Paper cups come in a wide variety of forms. The two main groups are cups for hot beverages like coffee and tea and cups for cold beverages like soft drinks and milk.

A paper cup is produced from paper or board, which is itself typically produced from sustainable forest resources, and a polyethylene sheet laminated together to form a single sheet. This sheet material is then formed into a paper cup cylinder and the bottom sealed with a disc to provide the typical paper cup, which can be produced in a wide range of sizes from 'espresso cups' through to tub shaped food containers.

The major component of any paper cups is, by definition, the paper and it is easy to forget that cellulose fibre, (the individual fibres used to produce a sheet of paper or board) is probably one of the world's first and most abundant bio-polymers.
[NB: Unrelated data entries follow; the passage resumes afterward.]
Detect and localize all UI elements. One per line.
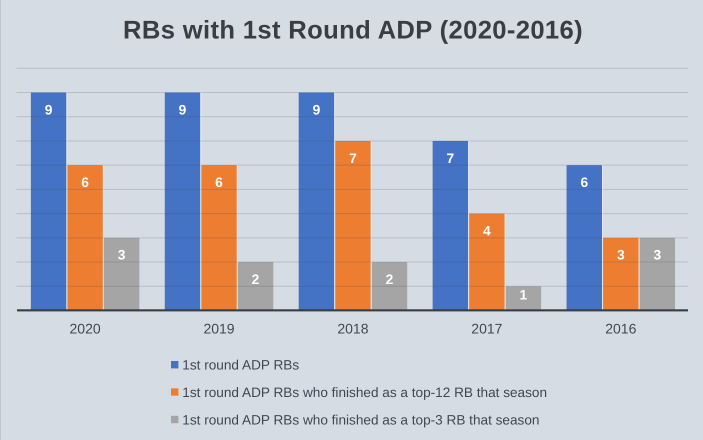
svg-text:2016: 2016 xyxy=(605,321,636,337)
svg-text:2020: 2020 xyxy=(70,321,101,337)
svg-text:3: 3 xyxy=(653,248,661,263)
svg-text:6: 6 xyxy=(580,175,588,190)
svg-text:6: 6 xyxy=(81,175,89,190)
svg-text:2: 2 xyxy=(386,272,394,287)
svg-text:9: 9 xyxy=(45,102,53,117)
svg-text:6: 6 xyxy=(215,175,223,190)
svg-text:1: 1 xyxy=(520,288,528,303)
svg-text:4: 4 xyxy=(483,223,491,238)
svg-text:RBs with 1st Round ADP (2020-2: RBs with 1st Round ADP (2020-2016) xyxy=(123,16,583,44)
svg-text:2017: 2017 xyxy=(471,321,502,337)
svg-text:7: 7 xyxy=(349,151,357,166)
svg-text:9: 9 xyxy=(313,102,321,117)
svg-text:2: 2 xyxy=(252,272,260,287)
svg-text:7: 7 xyxy=(447,151,455,166)
svg-text:1st round ADP RBs: 1st round ADP RBs xyxy=(182,358,299,373)
svg-text:9: 9 xyxy=(179,102,187,117)
svg-text:1st round ADP RBs who finished: 1st round ADP RBs who finished as a top-… xyxy=(182,385,547,400)
svg-text:2018: 2018 xyxy=(337,321,368,337)
svg-text:3: 3 xyxy=(118,248,126,263)
svg-text:2019: 2019 xyxy=(203,321,234,337)
svg-text:1st round ADP RBs who finished: 1st round ADP RBs who finished as a top-… xyxy=(182,412,539,427)
svg-text:3: 3 xyxy=(617,248,625,263)
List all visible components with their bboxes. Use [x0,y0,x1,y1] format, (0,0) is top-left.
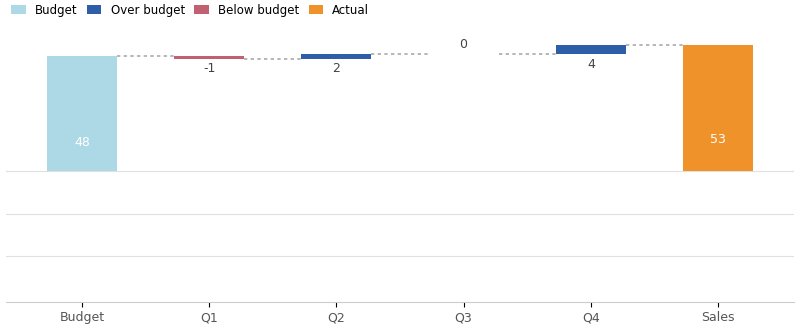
Text: -1: -1 [203,62,215,76]
Bar [302,54,371,59]
Text: 53: 53 [710,133,726,146]
Text: 0: 0 [460,38,468,51]
Legend: Budget, Over budget, Below budget, Actual: Budget, Over budget, Below budget, Actua… [11,4,370,17]
Bar [556,45,626,54]
Text: 48: 48 [74,136,90,149]
Bar [47,56,117,171]
Text: 2: 2 [333,62,340,76]
Text: 4: 4 [587,58,594,71]
Bar [174,56,244,59]
Bar [683,45,753,171]
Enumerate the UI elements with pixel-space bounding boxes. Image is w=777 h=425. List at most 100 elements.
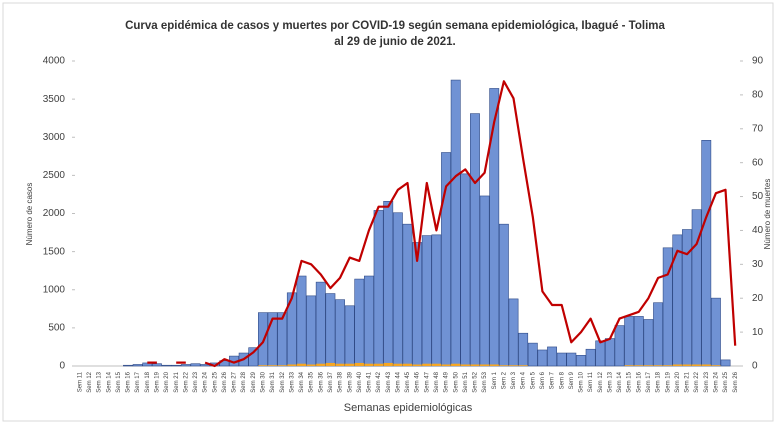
x-tick-label: Sem 21: [174, 371, 180, 392]
bar: [711, 365, 721, 366]
x-tick-label: Sem 22: [694, 371, 700, 392]
bar: [151, 363, 162, 367]
x-tick-label: Sem 51: [463, 371, 469, 392]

Modern paper and board companies comply with the sustainable forest guidelines, such that for each tree taken down at least one replacement tree is planted. In this way the major constituent of the paper cup, the cellulose, comes from a renewable resource.

 

Of course, all this would be wasted if the only option were to throw away the used paper cup, but this valuable resource can be reused even after you have finished your coffee or lemonade. The Paper Cup Recovery & Recycling Group has based an overall strategy on the "Hierarchy of Waste" and has sought to identify options moving ever closer to the 'top of the ladder'. Because of the very strict laws defining what materials can be used in the manufacture of products which are used in food contact situations, no post consumner recovered paper should be used in the production of paper cups in Europe, although some recycling of industrial recovered paper could be allowed. It is worth noting that in the United States some recycling mills are capable of producing recycled pulp that meets the US Government Food & Drug (FDA) requirements for inclusion in food contact paper. This would represent the ultimate goal of recycling paper cups, to return them back into new paper cups!